Tuesday, February 1, 2011

Day 22: Winter Squash Gratin

Today was a busy day, and dinner was a bit late.  Usually I plan my menu on Sunday, make a shopping list, and buy groceries so I'm all ready for the next week of cooking.  I didn't do that this Sunday.  And I didn't do it Monday.  So, you got it -- had to do it all today, along with the bill paying, and paper shredding, and, well, the day just got away from me.

So we didn't eat until 7:30 tonight, and suffice it to say everyone was hungry.  Which was good, because I don't think any of us were that impressed with the tonight's dish, Winter Squash Gratin.  It's not a very pretty dish, but everyone agreed they really liked the...uh...sauce.  And the cheese.  Ouch.  Well, nothing ventured, nothing gained, right?  I served the dish as a side to Adelle's Roasted Garlic and Gruyere Cheese Chicken Sausage.

I was surprised how flavorful the sauce was since there was not much seasoning used.  I think that's the big lesson this book has taught me.  Restraint of seasoning does not mean a bland dish.  The recipe gave the choice of using cayenne or paprika, and Fontina or Gruyere.  I used the cayenne and Fontina.  I also used canned diced tomatoes which I strained, and then after cooking for 25 minutes I used the immersion blender to break down the tomatoes in the sauce.  Paul was getting tired of all the Butternut Squash I've been cooking so I used Acorn Squash instead.  (I didn't see any Banana Squash or Sugar Pumpkins in the store.)

There have been two dishes I've prepared during this exercise that I really disliked, and both of them came from  The Greens Cook Book.  Regardless I can still say this is easily my favorite cook book.  The instructions are stellar, the header notes are very informative, and I appreciate the serving suggestions, substitutions, and variations they give.  Sometimes they even list wine pairings!  I've learned so much from this book.

Winter Squash Gratin
The Greens Cook Book
Yield:  Serves 4 to 6

2 tbsp olive oil
1/2 small onion, finely chopped
1 clove garlic, minced
1/4 teaspoon thyme or 4 to 6 thyme branches
1 bay leaf
Salt
1/2 cup dry white wine
1/4 tsp cayenne pepper or 1/2 tsp paprika
1 pound tomatoes, fresh or canned, peeled, seeded, and finely chopped
Sugar, if necessary
Pepper
1 winter squash (butternut squash, banana squash, or sugar pumpkin), weighing 2 1/2 to 3 pounds
Oil for frying
4 ounces Fontina or Gruyere cheese, sliced
Fresh herbs:  parsley or marjoram, thyme, finely chopped.

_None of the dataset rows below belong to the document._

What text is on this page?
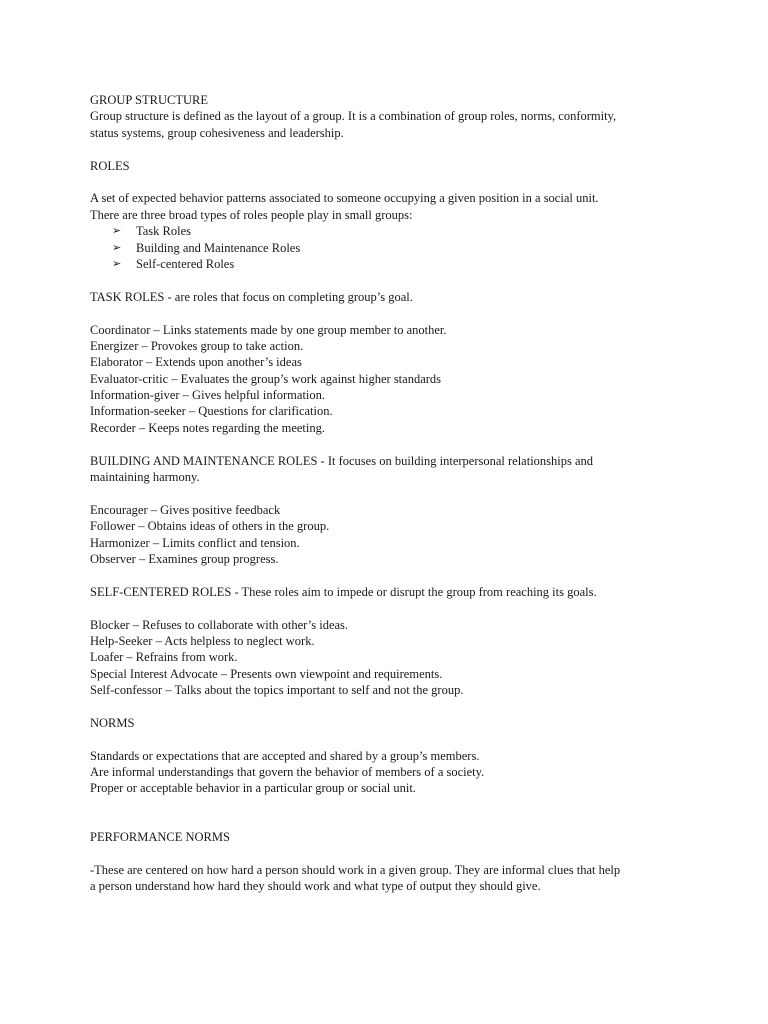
GROUP STRUCTURE
Group structure is defined as the layout of a group. It is a combination of group roles, norms, conformity,
status systems, group cohesiveness and leadership.
ROLES
A set of expected behavior patterns associated to someone occupying a given position in a social unit.
There are three broad types of roles people play in small groups:
➢	Task Roles
➢	Building and Maintenance Roles
➢	Self-centered Roles
TASK ROLES - are roles that focus on completing group’s goal.
Coordinator – Links statements made by one group member to another.
Energizer – Provokes group to take action.
Elaborator – Extends upon another’s ideas
Evaluator-critic – Evaluates the group’s work against higher standards
Information-giver – Gives helpful information.
Information-seeker – Questions for clarification.
Recorder – Keeps notes regarding the meeting.
BUILDING AND MAINTENANCE ROLES - It focuses on building interpersonal relationships and
maintaining harmony.
Encourager – Gives positive feedback
Follower – Obtains ideas of others in the group.
Harmonizer – Limits conflict and tension.
Observer – Examines group progress.
SELF-CENTERED ROLES - These roles aim to impede or disrupt the group from reaching its goals.
Blocker – Refuses to collaborate with other’s ideas.
Help-Seeker – Acts helpless to neglect work.
Loafer – Refrains from work.
Special Interest Advocate – Presents own viewpoint and requirements.
Self-confessor – Talks about the topics important to self and not the group.
NORMS
Standards or expectations that are accepted and shared by a group’s members.
Are informal understandings that govern the behavior of members of a society.
Proper or acceptable behavior in a particular group or social unit.
PERFORMANCE NORMS
-These are centered on how hard a person should work in a given group. They are informal clues that help
a person understand how hard they should work and what type of output they should give.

     Heat the olive oil and add the onion, garlic, thyme, bay leaf, and a little salt.  Cook over medium heat, stirring frequently, until the onion is soft; then add the wine and let it reduce by half.  Add the cayenne or paprika and the tomatoes.  Cook slowly for 25 minutes, stirring occasionally, until the sauce is thick.  Taste, add a pinch of sugar if the tomatoes are tart, and season with salt and freshly ground black pepper.
     While the tomatoes are cooking, prepare the squash.  Cut it open, scoop out the seeds and strings, and then, with the flat cut surface resting on the counter, shave off the skin.  (Butternut squash can be easily peeled with a vegetable peeler before it is cut in half.)  Another method is to cut the squash into pieces and then remove the skin from each piece.  This takes more time, but you may find it easier.
     Slice the peeled squash into large pieces about 3 inches long and 1/4 inch thick.  Heat enough oil to generously coat the bottom of a large skillet, and fry the squash on both sides, so that it is browned and just tender.  Remove it to some toweling to drain; then season with salt and freshly ground pepper.
     Preheat the oven to 375.  To form the gratin, put a few spoonfuls of the tomato sauce on the bottom of individual gratin dishes, or use it all to cover the bottom of one large dish.  Lay the squash on top in overlapping layers with slices of the cheese interspersed between the layers.  Bake until the cheese is melted and the gratin is hot, about 15 minutes, and serve with the fresh herbs scattered over the surface.

Tomorrow night:  Pasta with Sweet Potato and Roasted Red Pepper, and Wilted Spinach Salad (looks like another recipe make-up day!)